Huit contre sept, la partie serait égale sans les deux fusils dont les canons menaçants intimident les plus audacieux.

– Eh bien ! dit à voix basse Chocolat à Monsieur Louche, n’avais-je pas raison, en présumant que les soi-disant esclaves pourraient bien avoir, de leur côté, l’intention de devenir nos maîtres.

– Faudra voir, répond le bandit.

– Oh ! c’est tout vu, et il vaut mieux essayer de parlementer.

– Comment ça !

– Tu as de l’argent... Paye le délit, ou gare aux représailles.

– Tiens ! ça serait drôle, et ça changerait diablement mes habitudes.

Pourtant, la peur, plus forte que l’avarice, décide le misérable à tenter une transaction.

Il fait signe au chef de patienter, et tirant lentement de la ceinture volée jadis à l’Arabe assassiné sur le ponton, une pièce d’or, la prend entre le pouce et l’index, la met devant son œil, et d’un geste canaille la fait miroiter en disant en patois :

– Allons, mon camarade, ne vous fâchez pas... on va vous payer.

« Une belle pièce de vingt francs pour les provisions et la pirogue... ça vous va-t-il ?

Le Portugais fait un signe d’énergique dénégation et, après avoir consulté ses camarades, exige impérieusement la remise de la ceinture avec ce qu’elle contient.

Mais L’Hercule, qui a entendu, se met à les invectiver grossièrement en brandissant sa lourde pagaye.

– De quoi ! des façons ?

« Prends le jaunet et vire de bord, ou je te coupe en deux comme ce baliveau.

Joignant le geste à la parole, il fait tournoyer le lourd instrument au-dessus de sa tête, exécute un moulinet rapide, et tranche d’un seul coup, comme avec une hache, le tronc d’un pinot gros comme la cuisse.

Les Portugais, un moment interdits, croient à une attaque générale.

– Feu ! s’écrie le chef aux hommes armés de fusils.

Tac !., tac !.. Les deux patraques ratent avec un ensemble surprenant, à la grande hilarité des forçats qui se mettent à rire bruyamment.

L’Hercule recommence alors son moulinet.

Ses compagnons se groupent autour de lui en l’imitant avec plus ou moins de succès ; les Portugais, se voyant seulement armés de sabres, devant ces hommes résolus dont l’un a donné une telle preuve d’adresse et de force, se mettent à battre en retraite.

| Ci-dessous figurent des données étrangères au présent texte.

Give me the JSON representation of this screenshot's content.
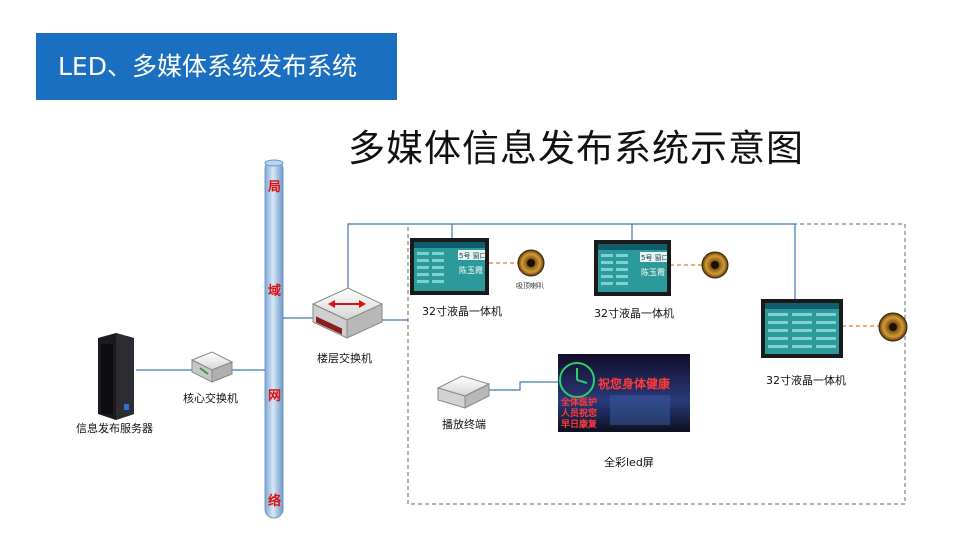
{
  "header": {
    "title": "LED、多媒体系统发布系统"
  },
  "diagram": {
    "title": "多媒体信息发布系统示意图",
    "network_label_chars": [
      "局",
      "域",
      "网",
      "络"
    ],
    "nodes": {
      "server": "信息发布服务器",
      "core_switch": "核心交换机",
      "floor_switch": "楼层交换机",
      "lcd_1": "32寸液晶一体机",
      "lcd_2": "32寸液晶一体机",
      "lcd_3": "32寸液晶一体机",
      "player": "播放终端",
      "led_screen": "全彩led屏",
      "speaker_1_caption": "吸顶喇叭"
    },
    "screen_text": {
      "window_1": "5号 窗口",
      "name_1": "陈玉霞",
      "window_2": "5号 窗口",
      "name_2": "陈玉霞",
      "led_banner": "祝您身体健康",
      "led_lines": [
        "全体医护",
        "人员祝您",
        "早日康复"
      ]
    }
  },
  "colors": {
    "banner": "#1a6fc0",
    "pipe": "#a9c7e8",
    "line": "#3e78b8",
    "speaker_link": "#e07a2c",
    "accent_red": "#d11111"
  }
}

Les forçats, de leur côté, heureux d’en être quittes à si bon compte, rallient la pirogue, s’installent en un moment, et s’enfuient poursuivis par des cris de fureur impuissante.

– Là ! dit en manière de péroraison Monsieur Louche, je savais bien que tout cela finirait par s’arranger.

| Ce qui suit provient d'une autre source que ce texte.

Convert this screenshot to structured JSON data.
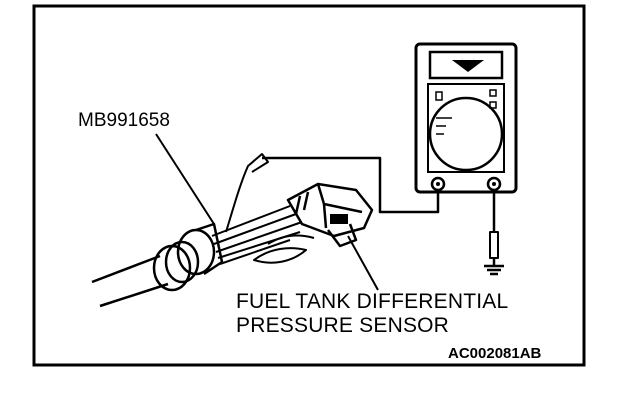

« Les malins ont toujours raison, et c’est vraiment plaisir de s’approvisionner sans bourse délier.

– Cause toujours ! interrompit d’un ton bourru Chocolat.

« Si tu avais compris comme moi ce qu’ils disaient, tu aurais le verbe moins haut et la crête moins droite.

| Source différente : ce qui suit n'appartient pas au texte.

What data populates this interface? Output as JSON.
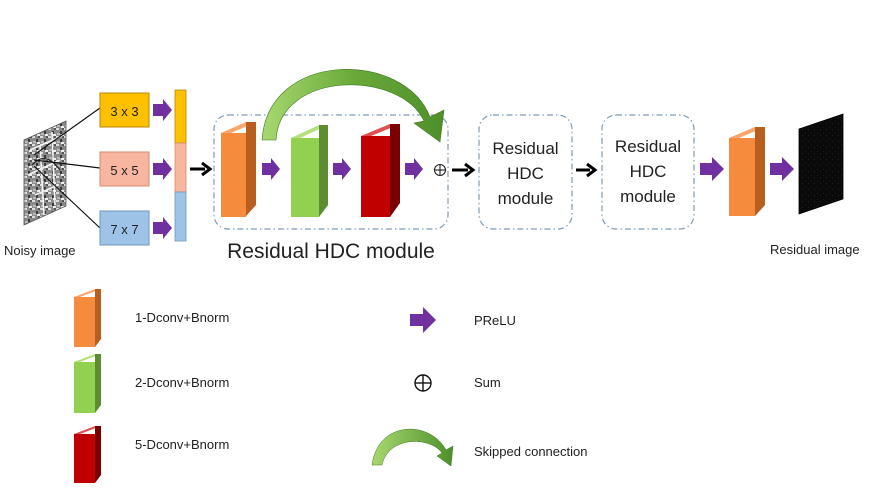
{
  "input": {
    "label": "Noisy image"
  },
  "output": {
    "label": "Residual image"
  },
  "kernels": [
    {
      "label": "3 x 3",
      "fill": "#FFC000",
      "stroke": "#B8860B"
    },
    {
      "label": "5 x 5",
      "fill": "#F8B6A0",
      "stroke": "#D98870"
    },
    {
      "label": "7 x 7",
      "fill": "#9DC3E6",
      "stroke": "#6E97BE"
    }
  ],
  "modules": {
    "first_label": "Residual HDC module",
    "repeat_label_lines": [
      "Residual",
      "HDC",
      "module"
    ]
  },
  "legend": [
    {
      "icon": "orange-block-icon",
      "label": "1-Dconv+Bnorm"
    },
    {
      "icon": "green-block-icon",
      "label": "2-Dconv+Bnorm"
    },
    {
      "icon": "red-block-icon",
      "label": "5-Dconv+Bnorm"
    },
    {
      "icon": "purple-arrow-icon",
      "label": "PReLU"
    },
    {
      "icon": "sum-icon",
      "label": "Sum"
    },
    {
      "icon": "skip-arrow-icon",
      "label": "Skipped connection"
    }
  ],
  "colors": {
    "orange": "#F58B3C",
    "green": "#92D050",
    "red": "#C00000",
    "purple": "#7030A0",
    "skip_green": "#6AAA3A",
    "dashed_border": "#7F9BB8"
  }
}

– Peuh ! j’ai entendu qu’ils nous disaient des « sottises » dans leur espèce de patois de mokos...

« C’est ça qui m’est bien égal.

– Cause toujours !

– Ah çà ! tu connais donc la langue portugaise, toi.

– J’ai passé deux ans au chantier de Sparhouïne, près des Portugais marrons du capitaine Bastien, cette vieille caricature qui se promenait toujours habillé en marchand de vulnéraire...

– Tu m’en diras tant !

– Eh bien ! qu’est-ce que ceux-là baragouinaient tout à l’heure, dis, voir un peu.

– Qu’ils allaient retourner chercher du renfort, qu’ils se mettraient tous après notre peau, et sauraient bien nous retrouver.

– Et alors ?

– Qu’ils nous attacheraient par les pieds et les pattes, comme des veaux et nous ramèneraient à Cayenne pour toucher la prime.